Now that we’re half way through the Data Science for Social Good program, it’s a good time to talk about what we’ve done and what we plan to finish. To recap, we have three deliverables we want to complete by the end of the program.
- Visualize distribution of trees by species: The first interactive visualization shows the variety of trees throughout Atlanta- we are drawing inspiration from the NYC Street Trees by Species. The second interactive visualization shows the tree population broken down by neighborhood, similar to An Interactive Visualization of NYC Street Trees.
- Identify tracts of forest within a city: The Atlanta Tree Commission can use the Tree Trust Fund to plant new trees, relocate trees, and/or purchase existing forested land. Identifying tracts of forested land with acreage and cost information will help them make more informed decisions. Using ArcGIS, we want to identify areas with dense tree cover in relation to cost and continuity using tree canopy data and parcel data.
- Prioritization of potential planting sites: Finding ideal planting locations can be challenging and time consuming. Using multiple types of data, including parcel data and impervious surfaces, we want to develop a statistical model to prioritize potential planting sites. In addition, we will develop an interactive application that allows users to visualize planting sites and dynamically prioritize the factors the model is based on.

The visualization of trees by species and neighborhood are nearly complete.
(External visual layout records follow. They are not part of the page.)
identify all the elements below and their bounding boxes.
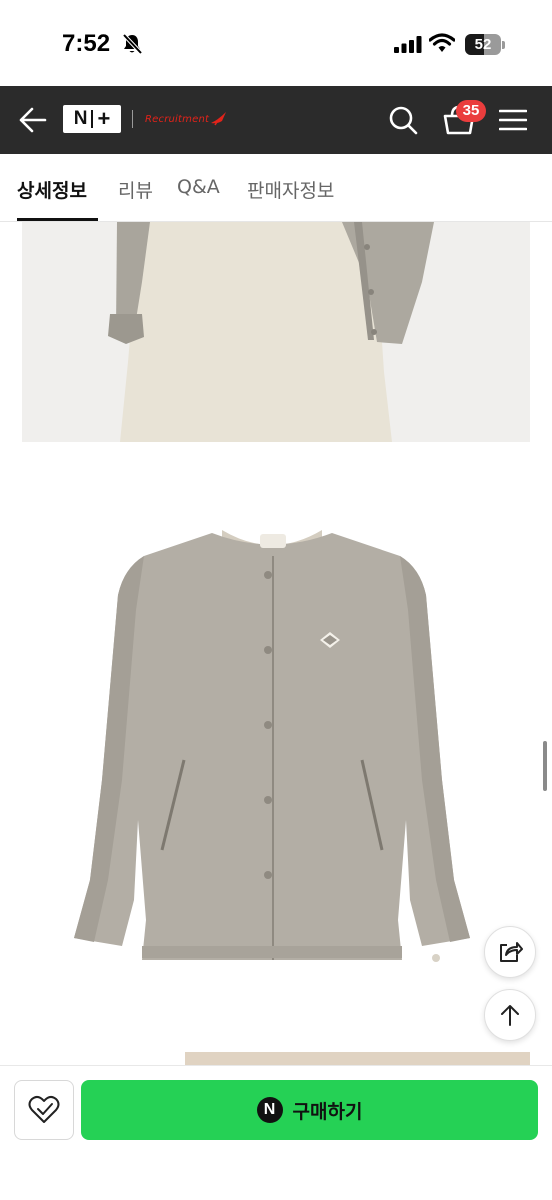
battery-percent: 52 bbox=[474, 36, 492, 53]
detail-tab-bar: 상세정보 리뷰 Q&A 판매자정보 bbox=[0, 154, 552, 222]
nplus-logo[interactable]: N + bbox=[63, 105, 121, 133]
product-detail-screen: 7:52 52 N + Recruitment 35 상세정보 리뷰 Q&A 판… bbox=[0, 0, 552, 1200]
back-arrow-icon[interactable] bbox=[18, 106, 48, 134]
app-header: N + Recruitment 35 bbox=[0, 86, 552, 154]
wishlist-button[interactable] bbox=[14, 1080, 74, 1140]
header-divider bbox=[132, 110, 133, 128]
product-photo-flat bbox=[22, 460, 530, 1032]
scrollbar-thumb[interactable] bbox=[543, 741, 547, 791]
signal-icon bbox=[394, 36, 422, 53]
battery-icon: 52 bbox=[465, 34, 501, 55]
tab-details[interactable]: 상세정보 bbox=[17, 176, 87, 203]
bell-slash-icon bbox=[122, 33, 143, 55]
arrow-up-icon bbox=[501, 1005, 519, 1026]
brand-name: Recruitment bbox=[145, 113, 210, 125]
buy-button-label: 구매하기 bbox=[292, 1100, 363, 1123]
share-icon bbox=[500, 942, 523, 962]
brand-swoosh-icon bbox=[211, 112, 227, 126]
logo-n: N bbox=[73, 108, 88, 129]
product-photo-worn bbox=[22, 222, 530, 442]
wifi-icon bbox=[429, 33, 455, 52]
battery-tip bbox=[502, 41, 505, 49]
npay-icon: N bbox=[256, 1097, 283, 1123]
gray-collarless-jacket-image bbox=[74, 530, 470, 962]
hamburger-menu-icon[interactable] bbox=[499, 108, 527, 132]
tab-qna[interactable]: Q&A bbox=[177, 176, 220, 198]
brand-logo[interactable]: Recruitment bbox=[145, 108, 229, 130]
model-wearing-jacket-image bbox=[22, 222, 530, 442]
status-bar: 7:52 52 bbox=[0, 0, 552, 86]
tab-seller-info[interactable]: 판매자정보 bbox=[247, 176, 334, 203]
active-tab-indicator bbox=[17, 218, 98, 221]
next-product-photo-edge bbox=[185, 1052, 530, 1065]
logo-plus: + bbox=[97, 106, 111, 131]
logo-separator bbox=[91, 110, 94, 128]
heart-check-icon bbox=[28, 1095, 60, 1123]
status-time: 7:52 bbox=[62, 30, 111, 57]
scroll-to-top-button[interactable] bbox=[484, 989, 536, 1041]
cart-count-badge: 35 bbox=[456, 100, 486, 122]
share-button[interactable] bbox=[484, 926, 536, 978]
product-detail-content bbox=[0, 222, 552, 1065]
buy-button[interactable]: N 구매하기 bbox=[81, 1080, 538, 1140]
tab-reviews[interactable]: 리뷰 bbox=[118, 176, 153, 203]
purchase-bar: N 구매하기 bbox=[0, 1065, 552, 1200]
search-icon[interactable] bbox=[388, 105, 418, 135]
These visualizations were built using D3 and Leaflet, and are currently being tested with different users.
We’ve developed maps through analyzing many datasets such as the Urban Tree Canopy, impervious surfaces, parks, and parcels. Some example maps include contiguous tracts of forest and impervious surfaces. Using this information we have identified potential planting sites.

Our next step involves developing an application for identifying tracts of forest and an application for prioritizing potential planting sites. Though these are different applications, they will share the same backend. The main constraint we have is the size of the geospatial data we are trying to visualize. The CSV file that contains the parcel points alone is approximately 2Gb. This is not surprising since there are about 160,000 parcels in Atlanta. Processing that on the browser is not feasible, so we will use a database.